I like those spots you turn up so where you can’t see the breaking wave from where you kill the engine. Park up on the cliff, at the end of the lane, under the mountain, at the gate… sometimes you can hear it as soon as you get out of the car and sometimes, before you get out of the car.
One of those days when it seemed as if the whole coast was cooking. Explore, sure, but know when to abandon the car. We might have made a better call for the second session of the day but with the first wave here being a leg-burner some 300 metres or so down the point… ahh, here, another apt and suitable set wherein the song of the twin-fin could waver through its reprise.
A working week like pulled taffy… focus and functionality progressively drawn out, twisted and distorted. The colours and shapes, though still there, now some filamentous vagueness. Only there at that Friday evening terminus can one attempt to gather the unspooled self and make a pile from which, possibilities for the following days can be considered. Outside the atmosphere is seething… the wind inciting unrest.

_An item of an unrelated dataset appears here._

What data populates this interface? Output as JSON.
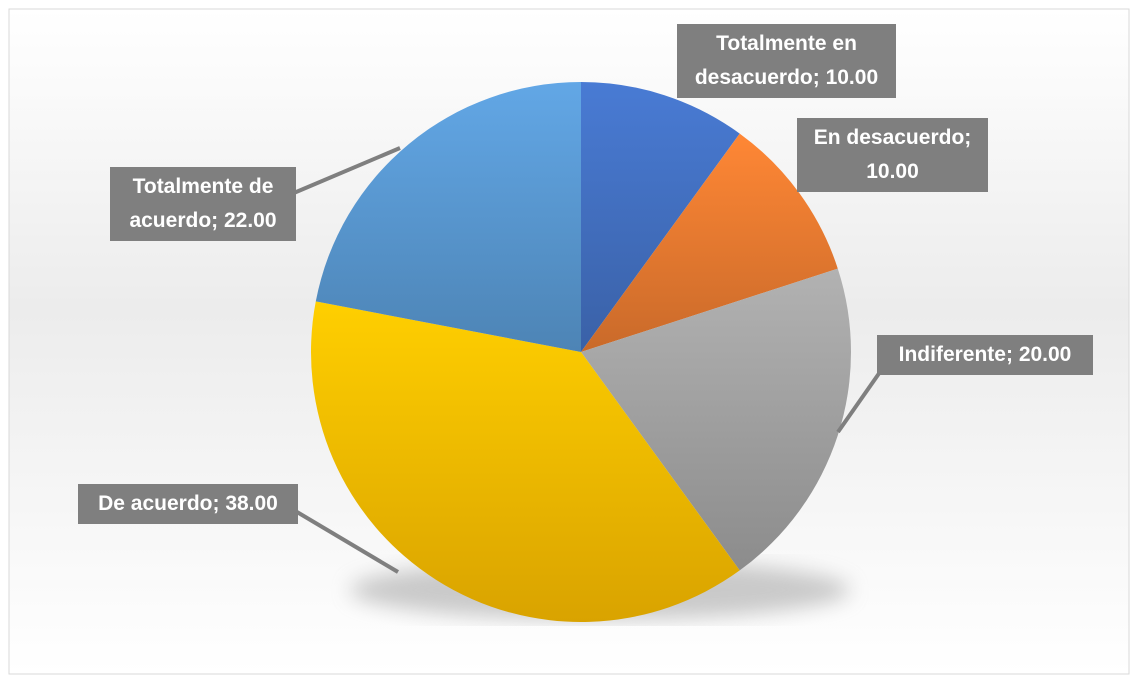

At this point, some of us smile knowingly at the simplicity of what would seem the most appropriate, even rational, response. Rebirth yourself into the weekend at full speed to meet a berzerking sea, itself thrashing with disconsolate fury into the faces of some sullen West-coast headlands.
The car’s thermometer bottomed out finally at -0.5 degrees. Amidst another squall, walloping gusts makes us shudder sideways again over the median strip. No need to start so early but there’s little solace; the dour weather has brooded the gloom of the past dark hours onward into the mid-morning. On first inspection, the tide seems to be shirking its responsibilities and the swell plays coy, reclusive ’till tickled deep down where it wants before stirring.
But eventually it comes and we disrobe.
Despite the low-digit degrees making the sleety rain prick like pins, the appropriate accoutrements are wrestled on with fetishistic zeal of the masochist. The wind whips savagely at our boards, shrieking its threats to tear them from our clawed fingers and obliterate them down the long boulder-strewn point. Falling finally, bodily exhausted into the sea, the foam presses hard at the chest and the ordeal of paddling out into the gale begins for the first of many, many repetitions.
Sixty-something kilometer-an-hour, and then some, winds lift sheets of foam spray on any shift of chop foolish enough to rear too tall from the sea’s surface. Another squall shrieks in and with it, bitter beads of hail blast at the only skin exposed – full facial dermal abrasion. Little respite is possible for without the incessant stroking back into the wraith-like lee of the headland, one would be lost out into the bay and beyond.
And yet we were the wealthiest creatures alive for our wages were paid in diamonds…
Fun mid-winter, solo session up at Camp Xmas, somewhere on the north coast of Tasmania.